Punctuator Restoration

Model Training

You can train the model from scratch, with dataset construction and model building. Training code is provided in PunctuationRestoration/punctuator_training.ipynb file, and can be run in google colab. For training, you need to download processed dataset from PunctuationRestoration/text_processing.py file. You can get the dataset by running above file in google colab. Detailed instructions are provided in the file.

Model Applying

You can apply the model with our pre-made model, datasets, dictionaries and matrices.

DisfluencyRemover

Requirements for DisfluencyRemover

  • Python, Cython, PyTorch, pytorch-pretrained-bert

Pretrained Models for DisfluencyRemover

Download pretrained model and bert with following link and unzip at DisfluencyRemover\model folder.
The pretrained model's f-score=92.4%.

$ cd model
$ wget https://github.com/pariajm/joint-disfluency-detection-and-parsing/releases/download/naacl2019/swbd_fisher_bert_Edev.0.9078.pt
$ wget https://s3.amazonaws.com/models.huggingface.co/bert/bert-base-uncased.tar.gz
$ tar -xf bert-base-uncased.tar.gz

Texts To a Signlanguage Video

If main.py works well, you don't need to execute this part separately.
However, if not, you need to read below comments and execute TextToSignLang.

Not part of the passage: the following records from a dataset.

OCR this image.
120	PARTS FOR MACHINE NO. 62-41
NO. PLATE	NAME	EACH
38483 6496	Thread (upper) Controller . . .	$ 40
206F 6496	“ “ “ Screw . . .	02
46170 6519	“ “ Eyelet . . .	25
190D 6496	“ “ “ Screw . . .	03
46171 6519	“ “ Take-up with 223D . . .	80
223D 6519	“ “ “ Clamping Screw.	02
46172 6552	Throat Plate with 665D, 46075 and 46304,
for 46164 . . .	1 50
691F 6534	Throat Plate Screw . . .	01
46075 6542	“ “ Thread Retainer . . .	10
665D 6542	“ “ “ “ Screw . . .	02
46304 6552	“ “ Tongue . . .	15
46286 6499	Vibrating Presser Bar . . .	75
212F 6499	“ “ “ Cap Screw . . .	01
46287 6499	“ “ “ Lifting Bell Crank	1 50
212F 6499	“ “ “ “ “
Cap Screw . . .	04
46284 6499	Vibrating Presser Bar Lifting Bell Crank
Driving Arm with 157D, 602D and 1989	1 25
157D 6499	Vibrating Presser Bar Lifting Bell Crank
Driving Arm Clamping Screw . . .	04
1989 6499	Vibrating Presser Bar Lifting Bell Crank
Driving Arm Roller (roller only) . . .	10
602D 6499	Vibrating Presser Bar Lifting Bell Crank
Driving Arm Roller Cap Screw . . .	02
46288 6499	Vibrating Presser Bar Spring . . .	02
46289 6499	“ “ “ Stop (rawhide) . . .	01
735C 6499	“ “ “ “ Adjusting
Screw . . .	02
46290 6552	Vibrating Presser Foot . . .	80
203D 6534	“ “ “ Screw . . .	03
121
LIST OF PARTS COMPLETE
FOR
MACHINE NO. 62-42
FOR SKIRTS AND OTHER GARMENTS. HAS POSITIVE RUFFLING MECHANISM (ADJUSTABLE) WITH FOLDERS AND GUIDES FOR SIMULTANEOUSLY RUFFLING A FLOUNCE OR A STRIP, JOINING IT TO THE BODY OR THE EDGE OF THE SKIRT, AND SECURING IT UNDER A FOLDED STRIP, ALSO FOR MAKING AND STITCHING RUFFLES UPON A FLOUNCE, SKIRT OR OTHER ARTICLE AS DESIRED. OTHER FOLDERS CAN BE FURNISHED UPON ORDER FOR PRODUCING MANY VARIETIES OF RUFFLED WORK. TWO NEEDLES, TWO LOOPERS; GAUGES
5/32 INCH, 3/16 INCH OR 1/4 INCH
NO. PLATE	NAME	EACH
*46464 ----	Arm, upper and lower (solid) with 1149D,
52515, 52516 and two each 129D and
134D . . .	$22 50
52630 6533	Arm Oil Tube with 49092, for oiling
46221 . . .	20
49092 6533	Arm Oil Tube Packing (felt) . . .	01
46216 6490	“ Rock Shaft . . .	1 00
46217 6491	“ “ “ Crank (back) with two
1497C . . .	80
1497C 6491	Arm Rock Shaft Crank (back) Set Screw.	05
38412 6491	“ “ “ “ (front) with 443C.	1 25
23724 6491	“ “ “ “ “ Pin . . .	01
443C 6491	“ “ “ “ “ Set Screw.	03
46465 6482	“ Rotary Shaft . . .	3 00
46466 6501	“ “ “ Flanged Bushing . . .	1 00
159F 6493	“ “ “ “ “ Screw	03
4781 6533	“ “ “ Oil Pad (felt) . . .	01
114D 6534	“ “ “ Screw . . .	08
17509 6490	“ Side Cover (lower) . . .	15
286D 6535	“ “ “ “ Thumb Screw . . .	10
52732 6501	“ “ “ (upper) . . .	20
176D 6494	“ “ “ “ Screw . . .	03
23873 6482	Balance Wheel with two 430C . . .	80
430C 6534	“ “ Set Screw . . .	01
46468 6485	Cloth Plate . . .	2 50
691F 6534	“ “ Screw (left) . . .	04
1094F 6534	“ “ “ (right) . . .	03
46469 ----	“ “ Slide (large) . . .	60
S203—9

Requirements for TextToSignLang

  • Python and Pakages : Python, nltk, shutil, difflib, selenium, shlex
  • Other Programs : ffmpeg, Chrome driver

The requirements(some files and Other Programs) are in the 'Text_to_sign_language' folder.
However, please download new 'Text_to_sign_language' folder from below link just in case.
https://drive.google.com/file/d/1DLSQsq1NP_WhM7PP3h-vpkCZvRdCLKfT/view?usp=sharing
Please download this folder and use as workfolder.

how to use

First of all, PLEASE USE ABOVE "Text_to_sign_language" FOLDER AS WORKFOLDER !
You need to cd to above folder.
If you not, it cannot find some path or programs.
Then, open TextToSignLang.py and modify two PATH variables(SIGN_PATH, DOWN_PATH) as your local environment.
If you downloaded new 'Text_to_sign_language' folder from link, you need to move 'disfluency_remover_result.txt' to this folder from 'Results' folder.
It is because new 'Text_to_sign_language' folder has some changes in path variable.

Limiations

Requirements for Limitation-continuous alphabet pictures

You need to get the alphabet picture database from below link.
https://drive.google.com/file/d/1pIdbnEjXeQqiXmrhwd6WLsKwi1l3DuJp/view?usp=sharing

Requirements for Limitaiton-Korean TTS

You don't need to prepare something since they are Colab file.
However, we didn't prepare translation model. You need to translate processed english text(output of DisfluencyRemover) and use it or you can put the translated text as text_input_TTS.txt in your GDrive.

Main.py

The process from applying speech to text to disfluency detection can be executed by main.py file. Please set your work directory as 'CS470-teamproject'. Download some files mentioned earlier such as pre-trained model for disfluency detection and programs for generating sign language video, etc. and add to the work directory. Note that you need to set configurations to run. Required packages what you need to install are below.

  • Cython
  • easydict
  • ffmpy
  • ibm-watson
  • nltk
  • numpy
  • pytorch-pretrained-bert
  • torch
  • transliterate

Caution

main.py could make error because of difference of ffmpeg version(according to your OS) or cannot set up environment path.
If these kinds of errors occur, you need to read "Texts To a Signlanguage Video" above and execute this part separately.